To work more closely with white hat hackers, the Air Force is rethinking how it classifies systems and if there is a way to open up some of their basic code to the inspection of the greater cybersecurity community, said Will Roper, the assistant secretary of the Air Force for acquisition, technology and logistics.
“We have felt the same welcoming embrace from this community that has historically mistrusted us and we have mistrusted them,” Roper said. “The future I think is bright if we focus on trust first.”
This comes after more than 6,000 white hat security researchers were unleashed on a satellite as a part of a bug bounty hacking event sponsored by the Air Force and Defense Digital Service at this year’s virtual DEF CON conference. Several teams came away with prizes, with some able to maneuver the satellite to snap a picture of the moon.
Roper called it a “literal moonshot” in his first-ever tweet.
Moving forward, the Air Force plans to publish some of its code on open-source platforms to draw more insights from the wisdom of the crowd, Roper said in a Friday virtual press call. He hopes that the department, which houses Space Force, will also re-think how it classifies and builds its applications to more easily accommodate bug bounties and work with the white hat hackers who simulate adversary attacks.
Typically, the Air Force classifies a large amount of its work in the interest of national security. But, if those classified systems have weak cybersecurity, their secret nature doesn’t really matter that much, Roper said.
“If a hacker in a foreign nation is able to take our system down in a few hours of conflict then I would be hard-pressed to say that by classifying our systems we did our warfighters the service that they deserve,” he said. “There is a way to have a hybrid model.”
In that hybrid model, conceptual-level designs and initial software could be shared to have others inspect it and ensure that as it matures into operational systems, it has fewer vulnerabilities. The goal is to essentially crowdsource security for the basic and medium-level challenges while leaving the minute details to cleared airmen, civilians and contractors working for the Air Force. Other officials have also previously suggested deploying artificial intelligence and “expert systems” to search for security gaps.
“We don’t open-source things typically, but the Air Force open-sourced its first code at Kessel Run last year,” he said, referring to the department’s in-house coding factory. It’s a trend that will continue with developmental code — but don’t expect the Air Force to post the source code for the F-35 Joint Strike Fighter any time soon (or ever, probably).
Hacking: A space novelty
Attacking satellite systems presents some novel challenges.
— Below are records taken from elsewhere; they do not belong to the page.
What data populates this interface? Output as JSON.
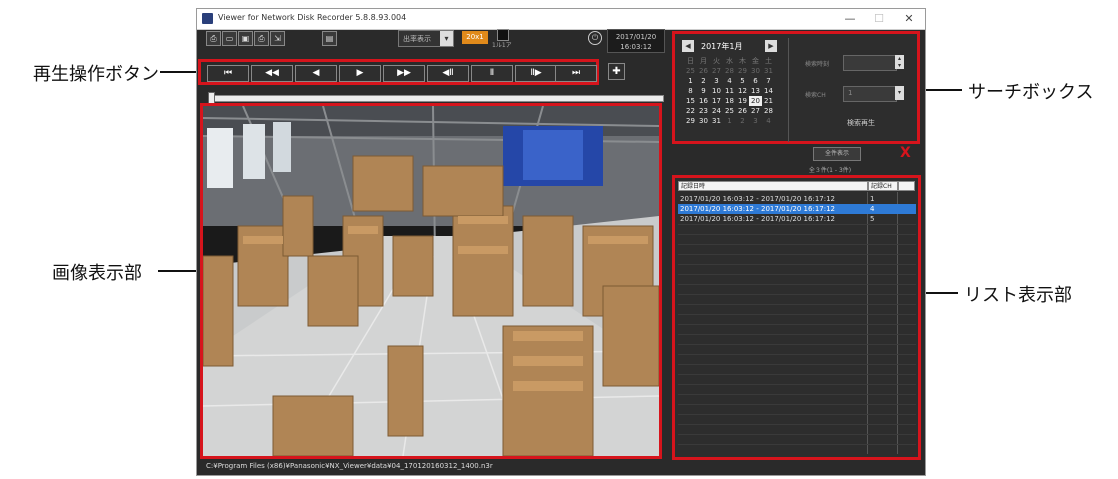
{
  "callouts": {
    "playback": "再生操作ボタン",
    "image": "画像表示部",
    "search": "サーチボックス",
    "list": "リスト表示部"
  },
  "window": {
    "title": "Viewer for Network Disk Recorder 5.8.8.93.004",
    "min": "—",
    "max": "☐",
    "close": "✕"
  },
  "toolbar": {
    "icons": [
      "print-icon",
      "open-folder-icon",
      "save-icon",
      "printer-icon",
      "export-icon",
      "screen-icon"
    ],
    "dropdown_label": "出率表示",
    "dropdown_arrow": "▾",
    "speed": "20x1",
    "toggle_label": "1ル1ア",
    "clock": "⏻",
    "date": "2017/01/20",
    "time": "16:03:12"
  },
  "playback_buttons": [
    "⏮",
    "◀◀",
    "◀",
    "▶",
    "▶▶",
    "◀Ⅱ",
    "Ⅱ",
    "Ⅱ▶",
    "⏭"
  ],
  "calendar": {
    "title": "2017年1月",
    "prev": "◀",
    "next": "▶",
    "weekdays": [
      "日",
      "月",
      "火",
      "水",
      "木",
      "金",
      "土"
    ],
    "weeks": [
      [
        "25",
        "26",
        "27",
        "28",
        "29",
        "30",
        "31"
      ],
      [
        "1",
        "2",
        "3",
        "4",
        "5",
        "6",
        "7"
      ],
      [
        "8",
        "9",
        "10",
        "11",
        "12",
        "13",
        "14"
      ],
      [
        "15",
        "16",
        "17",
        "18",
        "19",
        "20",
        "21"
      ],
      [
        "22",
        "23",
        "24",
        "25",
        "26",
        "27",
        "28"
      ],
      [
        "29",
        "30",
        "31",
        "1",
        "2",
        "3",
        "4"
      ]
    ],
    "highlight_day": "20"
  },
  "search": {
    "time_label": "検索時刻",
    "ch_label": "検索CH",
    "ch_value": "1",
    "play_button": "検索再生"
  },
  "list": {
    "show_all": "全件表示",
    "close": "X",
    "count": "全３件(1 - 3件)",
    "header_time": "記録日時",
    "header_ch": "記録CH",
    "rows": [
      {
        "time": "2017/01/20 16:03:12 - 2017/01/20 16:17:12",
        "ch": "1"
      },
      {
        "time": "2017/01/20 16:03:12 - 2017/01/20 16:17:12",
        "ch": "4"
      },
      {
        "time": "2017/01/20 16:03:12 - 2017/01/20 16:17:12",
        "ch": "5"
      }
    ],
    "selected_index": 1
  },
  "filepath": "C:¥Program Files (x86)¥Panasonic¥NX_Viewer¥data¥04_170120160312_1400.n3r",
  "colors": {
    "highlight_red": "#d6141c",
    "accent_orange": "#e08a1b",
    "selection_blue": "#2e7ad6",
    "window_bg": "#2a2a2a"
  }
}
Since they are hurdling around the Earth’s atmosphere and only connecting at certain points, hacking the systems requires some understanding of the physics at play, Roper said.
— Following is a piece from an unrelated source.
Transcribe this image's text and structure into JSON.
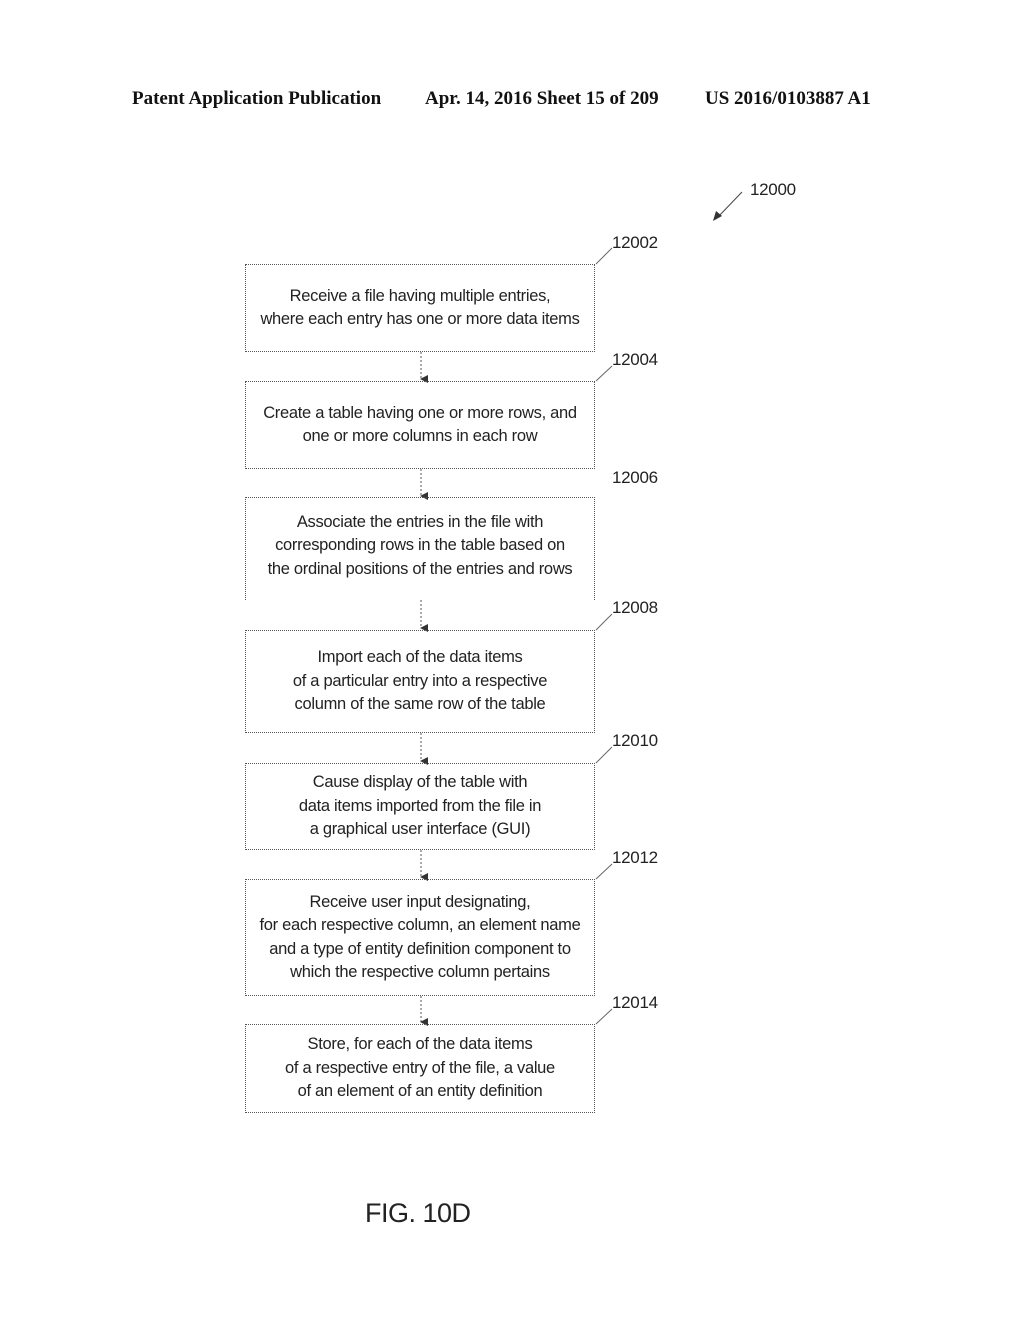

They also are unique in impact. Knocking a satellite out through a cyber intrusion could disrupt critical infrastructure, like GPS. So there is much more to learn from real-life bug bounties on the systems, which Roper says will continue.
“Hopefully this won’t be the last DEF CON” the Air Force will participate in, he said.
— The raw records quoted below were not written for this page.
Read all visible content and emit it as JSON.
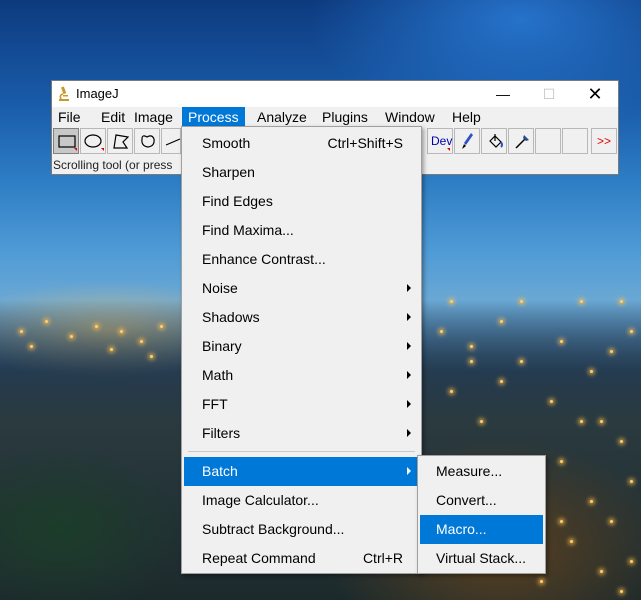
{
  "window": {
    "title": "ImageJ",
    "status_text": "Scrolling tool (or press",
    "minimize_glyph": "—",
    "maximize_glyph": "☐",
    "close_glyph": "✕"
  },
  "menubar": {
    "items": [
      "File",
      "Edit",
      "Image",
      "Process",
      "Analyze",
      "Plugins",
      "Window",
      "Help"
    ],
    "active": "Process"
  },
  "toolbar": {
    "tools": [
      "rectangle-tool",
      "oval-tool",
      "polygon-tool",
      "freehand-tool",
      "line-tool"
    ],
    "dev_label": "Dev",
    "more_label": ">>",
    "right_tools": [
      "brush-tool",
      "flood-fill-tool",
      "pick-color-tool"
    ]
  },
  "process_menu": {
    "items": [
      {
        "label": "Smooth",
        "shortcut": "Ctrl+Shift+S",
        "submenu": false
      },
      {
        "label": "Sharpen",
        "shortcut": "",
        "submenu": false
      },
      {
        "label": "Find Edges",
        "shortcut": "",
        "submenu": false
      },
      {
        "label": "Find Maxima...",
        "shortcut": "",
        "submenu": false
      },
      {
        "label": "Enhance Contrast...",
        "shortcut": "",
        "submenu": false
      },
      {
        "label": "Noise",
        "shortcut": "",
        "submenu": true
      },
      {
        "label": "Shadows",
        "shortcut": "",
        "submenu": true
      },
      {
        "label": "Binary",
        "shortcut": "",
        "submenu": true
      },
      {
        "label": "Math",
        "shortcut": "",
        "submenu": true
      },
      {
        "label": "FFT",
        "shortcut": "",
        "submenu": true
      },
      {
        "label": "Filters",
        "shortcut": "",
        "submenu": true
      },
      {
        "label": "Batch",
        "shortcut": "",
        "submenu": true,
        "highlighted": true
      },
      {
        "label": "Image Calculator...",
        "shortcut": "",
        "submenu": false
      },
      {
        "label": "Subtract Background...",
        "shortcut": "",
        "submenu": false
      },
      {
        "label": "Repeat Command",
        "shortcut": "Ctrl+R",
        "submenu": false
      }
    ]
  },
  "batch_submenu": {
    "items": [
      {
        "label": "Measure...",
        "highlighted": false
      },
      {
        "label": "Convert...",
        "highlighted": false
      },
      {
        "label": "Macro...",
        "highlighted": true
      },
      {
        "label": "Virtual Stack...",
        "highlighted": false
      }
    ]
  },
  "colors": {
    "highlight": "#0078d7",
    "menu_bg": "#f0f0f0"
  }
}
The hackers involved seem to share Roper’s eagerness for continued engagement. The winning capture-the-flag team, Pwn First Search or “PFS,” said it was happy to see the military sponsoring the event and hopes it will return to the community to bring more cybersecurity awareness to space systems.
“Working with the Air Force on this was awesome because it’s not every day you get access to this kind of technology to mess around with,” Cyrus Malekpour, a PFS team member, told FedScoop.
And now, with the event’s conclusion, the more important work begins: Conversations, or “hot-washes” as Roper calls them, are taking place where the cybersecurity specialists will tell the Air Force how they were able to take over the satellite for the military to learn about its vulnerabilities.